Translation (in) Visible
Regina Galasso, associate professor in the Spanish & Portuguese Studies Program and director of the Translation Center, University of Massachusetts Amherst
Galasso discusses language and translation in our lives with a focus on examples from intersections of English and Spanish in the United States. She proposes that an increased presence of translation not only offers language access to certain audiences but also give access to language to others.
This event is sponsored by the Clarke Forum for Contemporary Issues and co-sponsored by the departments of Spanish & Portuguese studies, Italian & Italian studies, French & Francophone studies, East Asian studies and German.

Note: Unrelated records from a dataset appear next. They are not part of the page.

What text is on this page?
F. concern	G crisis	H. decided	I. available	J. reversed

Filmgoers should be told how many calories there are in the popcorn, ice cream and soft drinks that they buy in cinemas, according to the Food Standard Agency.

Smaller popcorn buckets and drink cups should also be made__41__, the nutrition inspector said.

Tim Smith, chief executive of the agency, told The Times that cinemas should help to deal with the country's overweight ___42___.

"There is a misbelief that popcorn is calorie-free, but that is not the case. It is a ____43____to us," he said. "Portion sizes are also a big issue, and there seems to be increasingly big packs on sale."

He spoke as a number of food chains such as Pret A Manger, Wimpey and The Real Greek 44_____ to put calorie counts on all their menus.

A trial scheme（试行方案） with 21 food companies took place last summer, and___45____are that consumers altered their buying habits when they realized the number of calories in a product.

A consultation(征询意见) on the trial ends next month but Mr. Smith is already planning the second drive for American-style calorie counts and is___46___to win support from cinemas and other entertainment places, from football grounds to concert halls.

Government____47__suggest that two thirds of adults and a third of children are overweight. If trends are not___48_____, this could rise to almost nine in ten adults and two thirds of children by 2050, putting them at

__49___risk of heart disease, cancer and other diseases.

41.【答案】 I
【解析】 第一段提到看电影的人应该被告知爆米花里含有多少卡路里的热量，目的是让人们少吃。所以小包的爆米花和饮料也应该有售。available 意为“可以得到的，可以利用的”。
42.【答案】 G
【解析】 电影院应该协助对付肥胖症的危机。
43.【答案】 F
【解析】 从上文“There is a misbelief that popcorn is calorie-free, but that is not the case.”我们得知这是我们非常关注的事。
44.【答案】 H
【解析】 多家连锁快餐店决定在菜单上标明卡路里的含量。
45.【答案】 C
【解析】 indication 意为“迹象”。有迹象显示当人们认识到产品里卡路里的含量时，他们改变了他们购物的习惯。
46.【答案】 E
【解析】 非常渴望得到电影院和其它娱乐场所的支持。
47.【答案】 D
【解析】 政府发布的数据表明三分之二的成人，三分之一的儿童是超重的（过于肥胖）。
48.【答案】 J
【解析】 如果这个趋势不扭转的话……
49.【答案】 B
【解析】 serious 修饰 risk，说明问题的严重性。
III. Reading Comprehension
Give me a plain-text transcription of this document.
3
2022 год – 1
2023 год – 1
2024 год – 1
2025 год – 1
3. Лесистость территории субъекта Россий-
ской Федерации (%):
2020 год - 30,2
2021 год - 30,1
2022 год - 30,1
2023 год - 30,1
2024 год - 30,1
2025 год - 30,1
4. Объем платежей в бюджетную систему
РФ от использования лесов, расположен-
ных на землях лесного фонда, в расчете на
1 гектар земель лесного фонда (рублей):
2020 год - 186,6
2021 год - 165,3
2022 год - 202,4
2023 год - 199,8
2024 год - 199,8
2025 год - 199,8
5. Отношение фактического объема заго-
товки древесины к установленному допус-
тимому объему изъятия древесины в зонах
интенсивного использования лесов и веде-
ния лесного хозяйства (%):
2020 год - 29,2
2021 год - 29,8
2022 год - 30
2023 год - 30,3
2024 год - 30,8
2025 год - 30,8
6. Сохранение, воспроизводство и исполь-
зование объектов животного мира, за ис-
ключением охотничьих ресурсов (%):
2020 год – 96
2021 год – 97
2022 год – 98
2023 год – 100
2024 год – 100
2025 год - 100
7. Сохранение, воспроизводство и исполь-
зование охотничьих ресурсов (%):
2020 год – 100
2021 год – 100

Biography (provided by the speaker)
Regina Galasso (B.A. Rutgers University; M.A. Middlebury College; Ph.D. Johns Hopkins University) is currently associate professor in the Spanish and Portuguese Studies Program and director of the Translation Center of the University of Massachusetts Amherst. Her research and teaching interests include 20th- and 21st-century Iberian literatures, literature of the city, and translation. She is the author of Translating New York: The City’s Languages in Iberian Literatures (Liverpool UP, 2018) and recipient of the 2017 Northeast Modern Language Association Book Award. She is the editor of the forthcoming This Is a Classic: Translators on Making Writers Global (Bloomsbury, 2021). She is the co-editor of two edited volumes: Avenues of Translation: The City in Iberian and Latin American Writing (Bucknell UP, 2019), recipient of the 2020 South Atlantic Modern Language Association Book Award, with Evelyn Scaramella, and a special Nueva York issue of Translation Review 81 (2012) with Carmen Boullosa. She is the translator of Alicia Borinsky’s Lost Cities Go to Paradise (Swan Isle P, 2015) and Miguel Barnet’s A True Story: A Cuban in New York (Jorge Pinto Books, 2010). Since 2018, Galasso has worked with public schools throughout Massachusetts to provide educational and professional development opportunities to interpreters and translators who work in K-12 schools. During 2018-2019, she was appointed by the Commissioner of the Department of Elementary and Secondary Education to serve on the School Interpreters Task Force and continues to partner with DESE to improve language access initiatives in Massachusetts schools. She worked as a Spanish teacher at the César Chávez Public Charter Schools for Public Policy and an interpreter during the Kennedy Center’s AmericArtes Festival in Washington, DC. Before joining the faculty at UMass Amherst, she was a professor at the Borough of Manhattan Community College of the City University of New York.